L'opinion de Bernard Landry #97

Les frais de scolarité

Université - démocratisation, gouvernance et financement


Il n'y a pas qu'au Québec que la question des frais de scolarité fait des vagues. Elle a même ébranlé l'inébranlable flegme britannique! Les étudiants anglais s'en sont pris au prince Charles, à Camilla et à leur Rolls Royce alors qu'ils se rendaient au théâtre. Il faut dire que la hausse britannique est spectaculaire par rapport à la nôtre et que leurs frais partent déjà de beaucoup plus haut que les nôtres.
Personne n'aime payer plus pour quoi que ce soit. Nos étudiants payent les frais les plus bas du continent. Ce qui en un sens est à notre honneur selon nos traditions de solidarité. Mais cette générosité, vue de près, consacre un certain nombre d'injustices commises de bonne foi, mais difficiles à justifier surtout dans le contexte budgétaire actuel.
D'abord, geler les frais aussi longtemps équivaut à les baisser.

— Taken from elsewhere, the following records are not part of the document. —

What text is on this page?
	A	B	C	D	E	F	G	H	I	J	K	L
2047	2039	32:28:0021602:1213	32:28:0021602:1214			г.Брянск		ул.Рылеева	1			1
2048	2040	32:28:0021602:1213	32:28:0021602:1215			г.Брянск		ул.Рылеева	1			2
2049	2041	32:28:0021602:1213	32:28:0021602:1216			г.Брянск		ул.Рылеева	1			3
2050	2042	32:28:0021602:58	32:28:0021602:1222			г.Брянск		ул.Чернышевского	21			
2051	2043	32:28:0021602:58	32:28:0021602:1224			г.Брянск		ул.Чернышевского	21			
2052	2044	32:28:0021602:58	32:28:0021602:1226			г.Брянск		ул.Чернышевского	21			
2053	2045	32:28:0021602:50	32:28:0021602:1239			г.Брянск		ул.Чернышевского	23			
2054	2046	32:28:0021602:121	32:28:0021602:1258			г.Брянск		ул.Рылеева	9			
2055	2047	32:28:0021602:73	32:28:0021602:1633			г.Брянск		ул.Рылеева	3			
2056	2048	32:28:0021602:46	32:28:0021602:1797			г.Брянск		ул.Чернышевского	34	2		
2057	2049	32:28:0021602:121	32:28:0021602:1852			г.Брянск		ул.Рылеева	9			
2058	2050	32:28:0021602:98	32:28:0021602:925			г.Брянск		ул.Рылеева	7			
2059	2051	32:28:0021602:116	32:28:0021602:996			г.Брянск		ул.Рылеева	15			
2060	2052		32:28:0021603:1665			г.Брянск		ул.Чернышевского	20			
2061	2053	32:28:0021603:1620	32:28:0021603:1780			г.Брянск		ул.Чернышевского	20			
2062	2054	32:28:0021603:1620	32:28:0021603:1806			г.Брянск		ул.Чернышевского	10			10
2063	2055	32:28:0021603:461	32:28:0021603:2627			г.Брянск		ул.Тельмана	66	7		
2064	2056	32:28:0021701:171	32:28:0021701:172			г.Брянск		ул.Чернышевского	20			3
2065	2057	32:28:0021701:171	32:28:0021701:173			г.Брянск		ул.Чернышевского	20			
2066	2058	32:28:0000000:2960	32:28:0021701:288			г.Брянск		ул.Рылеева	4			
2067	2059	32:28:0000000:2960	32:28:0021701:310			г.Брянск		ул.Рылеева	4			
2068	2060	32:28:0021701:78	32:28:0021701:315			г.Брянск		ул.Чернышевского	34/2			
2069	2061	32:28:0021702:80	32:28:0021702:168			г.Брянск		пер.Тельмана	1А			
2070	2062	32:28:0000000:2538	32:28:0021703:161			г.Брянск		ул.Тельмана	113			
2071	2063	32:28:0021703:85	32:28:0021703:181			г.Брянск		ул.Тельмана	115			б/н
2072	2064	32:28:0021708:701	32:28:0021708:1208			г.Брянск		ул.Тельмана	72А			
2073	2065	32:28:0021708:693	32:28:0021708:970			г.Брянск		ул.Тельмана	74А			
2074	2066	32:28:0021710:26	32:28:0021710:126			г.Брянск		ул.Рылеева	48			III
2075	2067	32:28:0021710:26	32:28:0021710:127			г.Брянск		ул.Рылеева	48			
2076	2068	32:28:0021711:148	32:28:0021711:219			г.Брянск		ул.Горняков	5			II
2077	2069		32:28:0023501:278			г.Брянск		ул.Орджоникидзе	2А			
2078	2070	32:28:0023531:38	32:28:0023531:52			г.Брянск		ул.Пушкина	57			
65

En raison de l'inflation, ils sont aujourd'hui beaucoup plus bas qu'il y a vingt-cinq ans. Cela n'est pas cohérent lorsque tout le monde paye plus pour tout, que d'autres payent de moins en moins. Surtout au moment où notre État national, déjà lourdement endetté, doit faire face à des frais de santé plus élevés et des revenus moindres en raison du vieillissement de la population. Il ne peut donc plus doter les universités des budgets requis pour empêcher la dégradation de leur qualité.
Autre problème: notre système de très bas tarifs équivaut à demander des efforts aux moins riches, pour transférer des ressources vers des gens plus à l'aise. En effet, les enfants de ces derniers fréquentent plus l'université que les autres. Lorsqu'ils seront instruits, ils gagneront généralement beaucoup plus que ceux qui n'auront pas fait d'études avancées. "Qui s'instruit s'enrichit", suivant la vieille formule. Il est bien qu'il en soit ainsi, mais cela ne doit pas servir à consacrer l'inéquité. On peut donc considérer ces hausses justifiées, comme de font bien des gens, dont les recteurs d'université responsables au premier chef de la qualité de nos institutions de haut savoir.
Le coeur de la question est très simple. Le droit à l'éducation dans une société solidaire, ne doit être lié qu'à la capacité et à la volonté de s'instruire, et nullement aux moyens financiers des intéressés. Si donc les hausses sont inévitables, il faut des engagements clairs et chiffrés à l'effet que la bonification du système de prêts et bourses garantira à tous nos jeunes d'aller au bout de leurs talents et leurs rêves, dans leur intérêt comme dans le nôtre. Autrement tout le monde est perdant.
On devrait aussi, dès maintenant, réfléchir à un système pratiqué notamment en Australie. Il consiste à abolir complètement les frais de scolarité avant le diplôme, et à les faire payer après, suivant la formation universitaire reçue et les revenus qui en découlent. De cette manière, l'accès universel n'est aucunement bloqué. Puis, ceux qui profitent du système remboursent raisonnablement une partie de ses coûts pour en faire profiter les autres. Cela fait concorder justice et savoir, intérêt personnel et collectif.